Already renowned as a healthy treat when enjoyed in moderation, chocolate could become even more salubrious if manufacturers embraced new technology for making "fruit-juice-infused chocolate," a scientist said here today. The presentation was part of the 245th National Meeting & Exposition of the American Chemical Society, the world's largest scientific society, which continues through Thursday.

Stefan A. F. Bon, Ph.D., who led the research, explained that the technology would allow manufacture of chocolate with fruit juice, vitamin C water or diet cola replacing up to 50 percent of the fat. The juice is in the form of micro-bubbles that help chocolate retain the lush, velvety "mouth-feel" - the texture that is firm and snappy to the bite and yet melts in the mouth. The process also prevents "sugar bloom," the unappetizing white film that coats the surface of chocolate that has been on the shelf for a while.

"We have established the chemistry that's a starting point for healthier chocolate confectionary," Bon said. "This approach maintains the things that make chocolate 'chocolatey', but with fruit juice instead of fat. Now we're hoping the food industry will take the next steps and use the technology to make tasty, lower-fat chocolate bars and other candy."

Chocolate's high fat and sugar content is a downside, compared to its high levels of healthful plant-based substances termed antioxidants or flavonoids, Bon explained. A 2-ounce serving of premium dark chocolate may contain 13 grams of fat ― 20 percent of the total daily fat recommended for a person who eats 2,000 calories per day. Much of that fat is the unhealthy saturated variety. Substituting fruit juice or cola also reduces the overall sugar content of the candy.

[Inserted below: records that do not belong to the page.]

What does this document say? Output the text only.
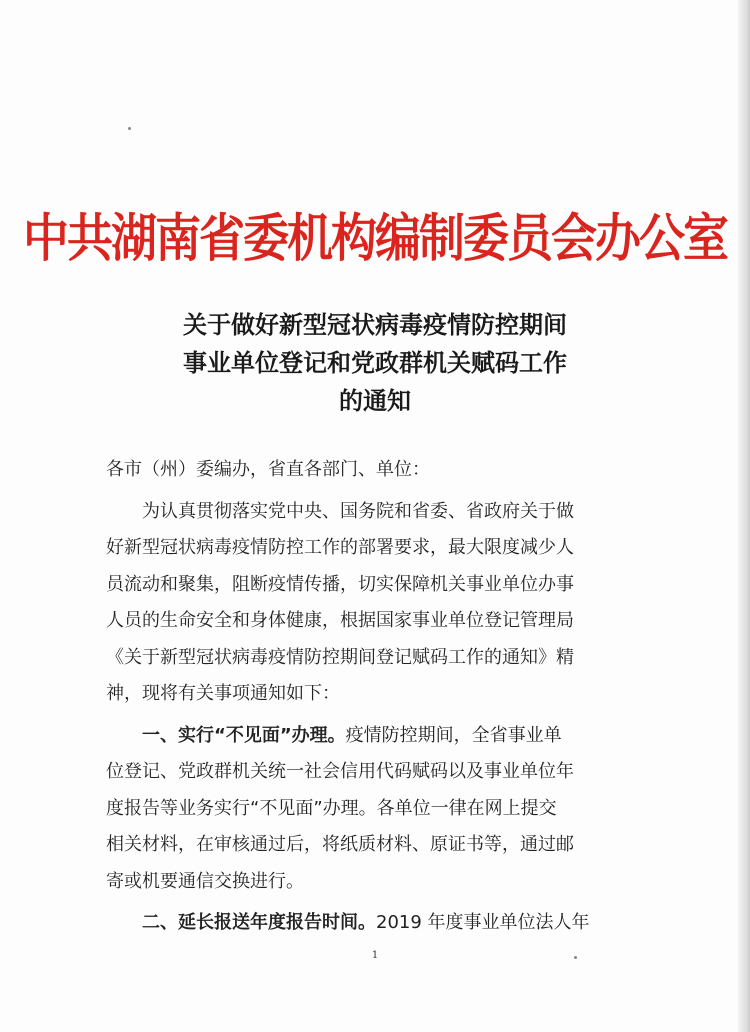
中共湖南省委机构编制委员会办公室
关于做好新型冠状病毒疫情防控期间
事业单位登记和党政群机关赋码工作
的通知
各市（州）委编办，省直各部门、单位：
为认真贯彻落实党中央、国务院和省委、省政府关于做
好新型冠状病毒疫情防控工作的部署要求，最大限度减少人
员流动和聚集，阻断疫情传播，切实保障机关事业单位办事
人员的生命安全和身体健康，根据国家事业单位登记管理局
《关于新型冠状病毒疫情防控期间登记赋码工作的通知》精
神，现将有关事项通知如下：
一、实行“不见面”办理。疫情防控期间，全省事业单
位登记、党政群机关统一社会信用代码赋码以及事业单位年
度报告等业务实行“不见面”办理。各单位一律在网上提交
相关材料，在审核通过后，将纸质材料、原证书等，通过邮
寄或机要通信交换进行。
二、延长报送年度报告时间。2019 年度事业单位法人年
1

The technology works with dark, milk and white chocolate. Bon's team at the University of Warwick in the United Kingdom has made chocolate infused with apple, orange and cranberry juice.

"Fruit-juice-infused candy tastes like an exciting hybrid between traditional chocolate and a chocolate-juice confectionary," he said. "Since the juice is spread out in the chocolate, it doesn't overpower the taste of the chocolate. We believe that the technology adds an interesting twist to the range of chocolate confectionary products available," according to Bon. "The opportunity to replace part of the fat matrix with water-based juice droplets allows for greater flexibility and tailoring of both the overall fat and sugar content."

Bon's team used fruit juices and other food-approved ingredients to form a Pickering emulsion, named for British chemist Percival Spencer Umfreville Pickering. In 1907, Pickering discovered a new way to stabilize emulsions ― combinations of liquids like the egg yolk and oil in mayonnaise that normally would not mix together. Chocolate is an emulsion of cocoa butter and water or milk combined with cocoa powder. Lecithin appears on the ingredient label in many chocolates because it is an emulsifier that fosters the process. Pickering's method used solid particles rather than an emulsifier, and Bon's team embraced that century-old approach in their work.